SANTA FE, N.M. – The number of uninsured could double, in New Mexico and across the country, if Congress votes to repeal key sections of the Affordable Care Act without a plan in place to replace it, according to a new report by the Urban Institute. Congressional leaders recently announced plans to introduce a reconciliation bill that would repeal the expansion of Medicaid, as well as the subsidies to help people buy coverage on the marketplace and the individual mandate to buy insurance.

Abuko Estrada, a staff attorney at the New Mexico Center on Law and Poverty said the cuts that would accompany a partial repeal would have a disastrous ripple effect.

"Medicaid supports over 50,000 jobs, and our economy would take a huge hit that we just really can't afford, especially with our state economy being battered as it is," he said.

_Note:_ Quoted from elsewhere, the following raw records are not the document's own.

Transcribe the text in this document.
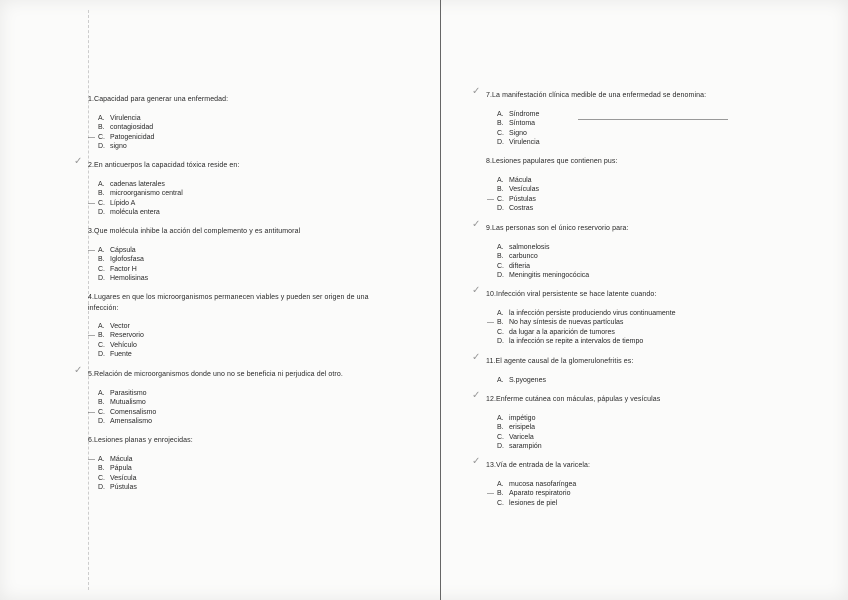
1.Capacidad para generar una enfermedad:
A. Virulencia
B. contagiosidad
C. Patogenicidad
—
D. signo
2.En anticuerpos la capacidad tóxica reside en:
✓
A. cadenas laterales
B. microorganismo central
C. Lípido A
—
D. molécula entera
3.Que molécula inhibe la acción del complemento y es antitumoral
A. Cápsula
—
B. Iglofosfasa
C. Factor H
D. Hemolisinas
4.Lugares en que los microorganismos permanecen viables y pueden ser origen de una
infección:
A. Vector
B. Reservorio
—
C. Vehículo
D. Fuente
5.Relación de microorganismos donde uno no se beneficia ni perjudica del otro.
✓
A. Parasitismo
B. Mutualismo
C. Comensalismo
—
D. Amensalismo
6.Lesiones planas y enrojecidas:
A. Mácula
—
B. Pápula
C. Vesícula
D. Pústulas
7.La manifestación clínica medible de una enfermedad se denomina:
✓
A. Síndrome
B. Síntoma
C. Signo
D. Virulencia
8.Lesiones papulares que contienen pus:
A. Mácula
B. Vesículas
C. Pústulas
—
D. Costras
9.Las personas son el único reservorio para:
✓
A. salmonelosis
B. carbunco
C. difteria
D. Meningitis meningocócica
10.Infección viral persistente se hace latente cuando:
✓
A. la infección persiste produciendo virus continuamente
B. No hay síntesis de nuevas partículas
—
C. da lugar a la aparición de tumores
D. la infección se repite a intervalos de tiempo
11.El agente causal de la glomerulonefritis es:
✓
A. S.pyogenes
12.Enferme cutánea con máculas, pápulas y vesículas
✓
A. impétigo
B. erisipela
C. Varicela
D. sarampión
13.Vía de entrada de la varicela:
✓
A. mucosa nasofaríngea
B. Aparato respiratorio
—
C. lesiones de piel
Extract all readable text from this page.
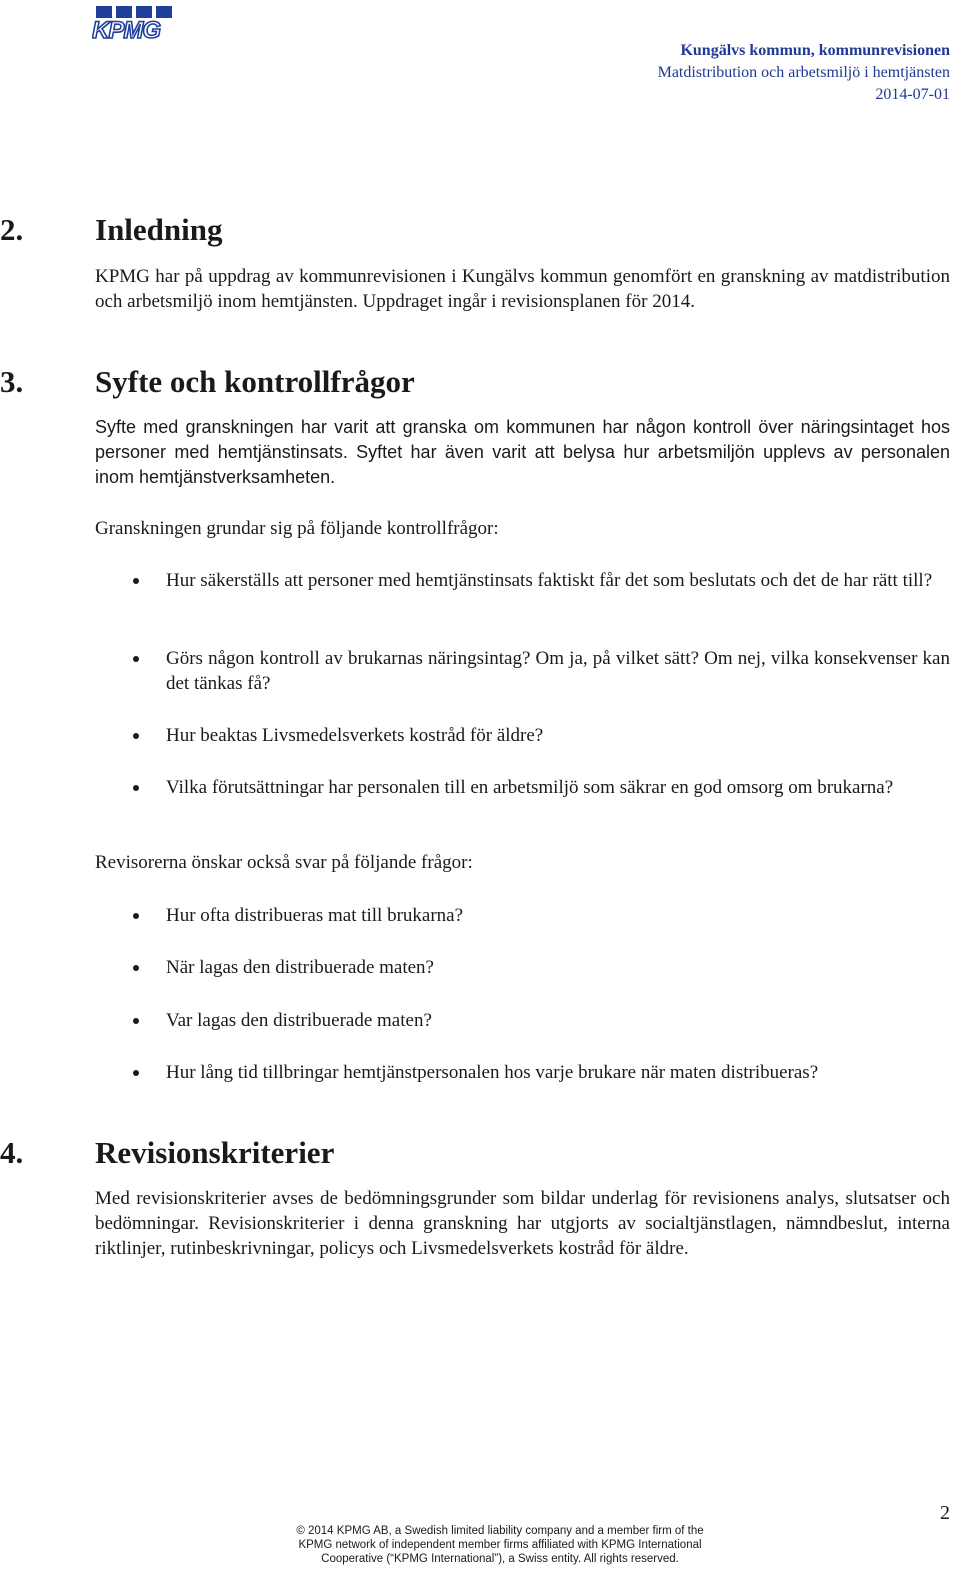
KPMG
Kungälvs kommun, kommunrevisionen
Matdistribution och arbetsmiljö i hemtjänsten
2014-07-01
2. Inledning

KPMG har på uppdrag av kommunrevisionen i Kungälvs kommun genomfört en granskning av matdistribution och arbetsmiljö inom hemtjänsten. Uppdraget ingår i revisionsplanen för 2014.

3. Syfte och kontrollfrågor

Syfte med granskningen har varit att granska om kommunen har någon kontroll över näringsintaget hos personer med hemtjänstinsats. Syftet har även varit att belysa hur arbetsmiljön upplevs av personalen inom hemtjänstverksamheten.

Granskningen grundar sig på följande kontrollfrågor:

Hur säkerställs att personer med hemtjänstinsats faktiskt får det som beslutats och det de har rätt till?
Görs någon kontroll av brukarnas näringsintag? Om ja, på vilket sätt? Om nej, vilka konsekvenser kan det tänkas få?
Hur beaktas Livsmedelsverkets kostråd för äldre?
Vilka förutsättningar har personalen till en arbetsmiljö som säkrar en god omsorg om brukarna?

Revisorerna önskar också svar på följande frågor:

Hur ofta distribueras mat till brukarna?
När lagas den distribuerade maten?
Var lagas den distribuerade maten?
Hur lång tid tillbringar hemtjänstpersonalen hos varje brukare när maten distribueras?
4. Revisionskriterier

Med revisionskriterier avses de bedömningsgrunder som bildar underlag för revisionens analys, slutsatser och bedömningar. Revisionskriterier i denna granskning har utgjorts av socialtjänstlagen, nämndbeslut, interna riktlinjer, rutinbeskrivningar, policys och Livsmedelsverkets kostråd för äldre.

2
© 2014 KPMG AB, a Swedish limited liability company and a member firm of the
KPMG network of independent member firms affiliated with KPMG International
Cooperative (“KPMG International”), a Swiss entity. All rights reserved.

The report found that 266,000 New Mexicans would lose Medicaid coverage or would no longer be able to afford an insurance policy. And it found that in 2019 alone, New Mexico would lose more than $2.2 billion in Medicaid/Chip funding and $93 million in marketplace assistance. Over 10 years, the state economy could lose more than $27 billion.

Joan Alker, executive director of the Georgetown Center for Children and Families, said the public needs to understand the implications of a rush to repeal.

"There's a lot of misinformation about what Obamacare is and what would happen if it's repealed," she said. "Almost 30 million people would lose coverage and 82 percent of those people would be in working families."

The report also noted that the percent of uninsured children would skyrocket nationwide, from 4 percent now to 9 percent in 2019.